My collages are formed of hand-dyed fabrics, using different types of dye for the different fibres. Procion dyes for natural fibres such as silk, Disperse dyes for synthetic fibres.
After dyeing, a layer of heat fusible glue is ironed onto the back of all the fabric. This holds the weave together allowing the cutting of very fine pieces and clean edges. Very sharp scissors are used to cut the fabrics. Each collage is built up, layer upon layer, and when complete the glue is fixed with steam.
Care of collages
The character of each piece changes depending on where it is hung and the changing light through the day, so it can be fun to experiment with where to hang the artwork. The dyes used in these collages are as light fast as technology allows but, as with most artworks, they should not be hung in direct sunlight.
If dust is an issue, use the curtain (drapes) attachment on a vacuum cleaner and work over the artwork very gently. This is only to be done on a very occasional basis or the cut edges in the collage can become frayed.
The collages are flexible and shipped rolled in a tube. To hang a textile collage, roll it on a cardboard tube starting at the bottom of the piece with the image inwards, until the batten at the top is exposed. The batten is then placed against the wall with the artwork held above, positioned so that the image will face forward when unrolled. Once leveled, the batten can be either screwed or nailed onto the wall through the drilled holes. The piece is then unrolled and the batten does not show. This is a job for two people.
Each collage hangs from a wooden batten that is hidden from the front. If a more formal presentation is required the batten can be detached and the artwork sewn to a fabric matt.

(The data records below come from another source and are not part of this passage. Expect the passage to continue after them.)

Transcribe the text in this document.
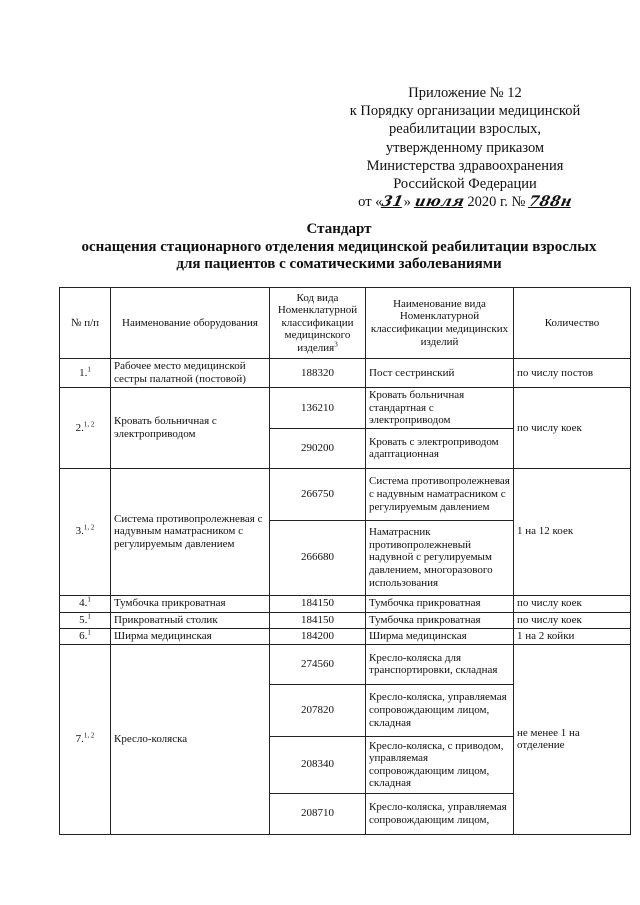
Приложение № 12
к Порядку организации медицинской
реабилитации взрослых,
утвержденному приказом
Министерства здравоохранения
Российской Федерации
от «31» июля 2020 г. № 788н
Стандарт
оснащения стационарного отделения медицинской реабилитации взрослых
для пациентов с соматическими заболеваниями
№ п/п	Наименование оборудования	Код вида Номенклатурной классификации медицинского изделия$^3$	Наименование вида Номенклатурной классификации медицинских изделий	Количество
1.$^1$	Рабочее место медицинской сестры палатной (постовой)	188320	Пост сестринский	по числу постов
2.$^{1, 2}$	Кровать больничная с электроприводом	136210	Кровать больничная стандартная с электроприводом	по числу коек
		290200	Кровать с электроприводом адаптационная	
3.$^{1, 2}$	Система противопролежневая с надувным наматрасником с регулируемым давлением	266750	Система противопролежневая с надувным наматрасником с регулируемым давлением	1 на 12 коек
		266680	Наматрасник противопролежневый надувной с регулируемым давлением, многоразового использования	
4.$^1$	Тумбочка прикроватная	184150	Тумбочка прикроватная	по числу коек
5.$^1$	Прикроватный столик	184150	Тумбочка прикроватная	по числу коек
6.$^1$	Ширма медицинская	184200	Ширма медицинская	1 на 2 койки
7.$^{1, 2}$	Кресло-коляска	274560	Кресло-коляска для транспортировки, складная	не менее 1 на отделение
		207820	Кресло-коляска, управляемая сопровождающим лицом, складная	
		208340	Кресло-коляска, с приводом, управляемая сопровождающим лицом, складная	
		208710	Кресло-коляска, управляемая сопровождающим лицом,	
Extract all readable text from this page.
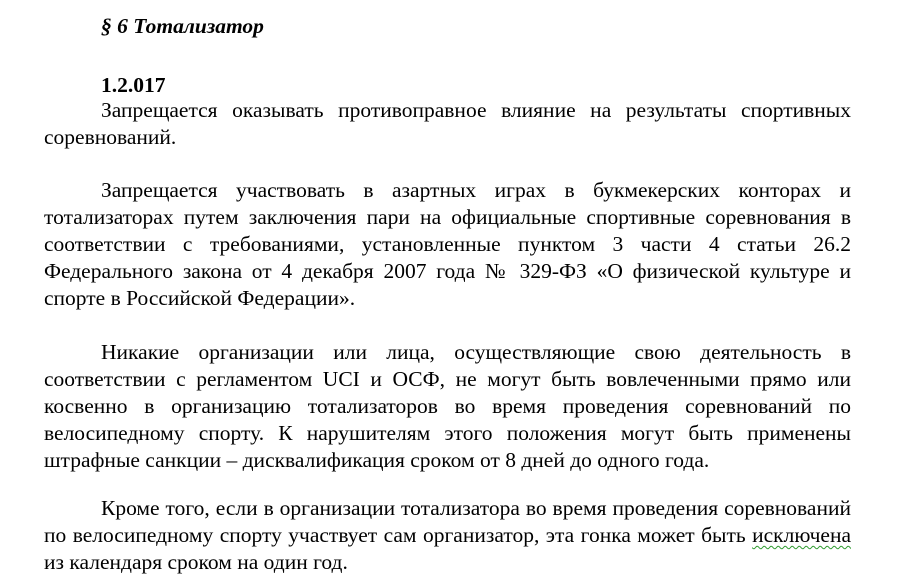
§ 6 Тотализатор
1.2.017

Запрещается оказывать противоправное влияние на результаты спортивных соревнований.

Запрещается участвовать в азартных играх в букмекерских конторах и тотализаторах путем заключения пари на официальные спортивные соревнования в соответствии с требованиями, установленные пунктом 3 части 4 статьи 26.2 Федерального закона от 4 декабря 2007 года № 329-ФЗ «О физической культуре и спорте в Российской Федерации».

Никакие организации или лица, осуществляющие свою деятельность в соответствии с регламентом UCI и ОСФ, не могут быть вовлеченными прямо или косвенно в организацию тотализаторов во время проведения соревнований по велосипедному спорту. К нарушителям этого положения могут быть применены штрафные санкции – дисквалификация сроком от 8 дней до одного года.

Кроме того, если в организации тотализатора во время проведения соревнований по велосипедному спорту участвует сам организатор, эта гонка может быть исключена из календаря сроком на один год.
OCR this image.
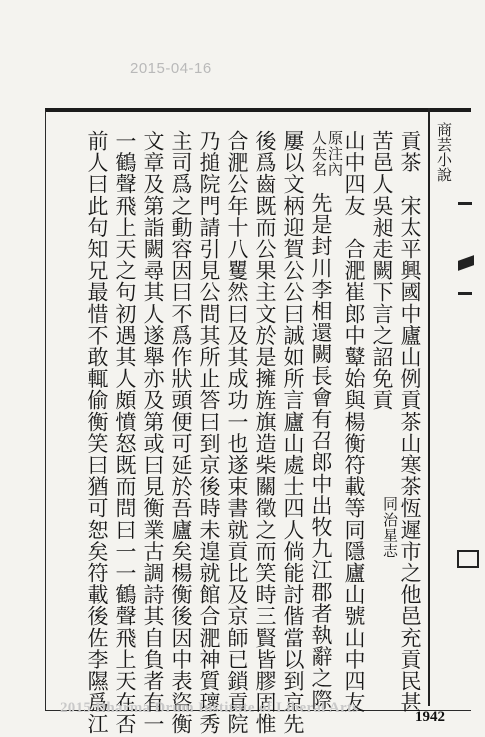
2015-04-16
商芸小說
貢茶　宋太平興國中廬山例貢茶山寒茶恆遲市之他邑充貢民甚
苦邑人吳昶走闕下言之詔免貢
同治星志
山中四友　合淝崔郎中鼙始與楊衡符載等同隱廬山號山中四友
原注內
人失名
先是封川李相還闕長會有召郎中出牧九江郡者執辭之際
屢以文柄迎賀公公曰誠如所言廬山處士四人倘能討偕當以到京先
後爲齒既而公果主文於是擁旌旗造柴關徵之而笑時三賢皆膠固惟
合淝公年十八矍然曰及其成功一也遂束書就貢比及京師已鎖貢院
乃搥院門請引見公問其所止答曰到京後時未遑就館合淝神質瓌秀
主司爲之動容因曰不爲作狀頭便可延於吾廬矣楊衡後因中表盜衡
文章及第詣闕尋其人遂舉亦及第或曰見衡業古調詩其自負者有一
一鶴聲飛上天之句初遇其人頗憤怒既而問曰一一鶴聲飛上天在否
前人曰此句知兄最惜不敢輒偷衡笑曰猶可恕矣符載後佐李隰爲江
2015 Dharma Drum Institute of Liberal Arts
1942
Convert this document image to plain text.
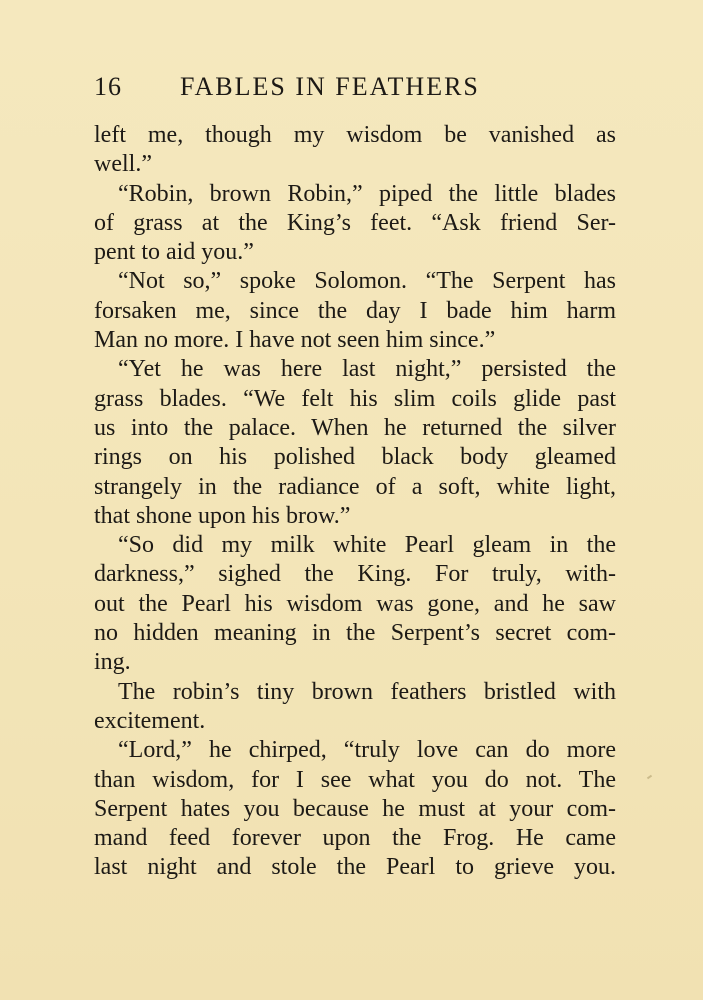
16 FABLES IN FEATHERS
left me, though my wisdom be vanished as
well.”
“Robin, brown Robin,” piped the little blades
of grass at the King’s feet. “Ask friend Ser-
pent to aid you.”
“Not so,” spoke Solomon. “The Serpent has
forsaken me, since the day I bade him harm
Man no more. I have not seen him since.”
“Yet he was here last night,” persisted the
grass blades. “We felt his slim coils glide past
us into the palace. When he returned the silver
rings on his polished black body gleamed
strangely in the radiance of a soft, white light,
that shone upon his brow.”
“So did my milk white Pearl gleam in the
darkness,” sighed the King. For truly, with-
out the Pearl his wisdom was gone, and he saw
no hidden meaning in the Serpent’s secret com-
ing.
The robin’s tiny brown feathers bristled with
excitement.
“Lord,” he chirped, “truly love can do more
than wisdom, for I see what you do not. The
Serpent hates you because he must at your com-
mand feed forever upon the Frog. He came
last night and stole the Pearl to grieve you.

Exceptions to the use of a wooden batten are the boulder pieces which have been sewn onto stretched linen, and the foot square collages which come in a simple white painted wooden frame. I do not put glass in-front of my collages, however if you feel the need of this protection then it is important to place a spacer between the art and glass to hold them apart. It is therefore important to choose a frame deep enough to accommodate this. Never use non-reflective glass as light reflection is an integral part of each artwork.
The light reflective nature of the artworks means that they can be enhanced by thoughtful lighting. The modern LED lights are ideal, providing a white light that emits very little or no UV. Wide angle spotlights are recommended, placed sufficiently far away so that the lighting covers the whole artwork.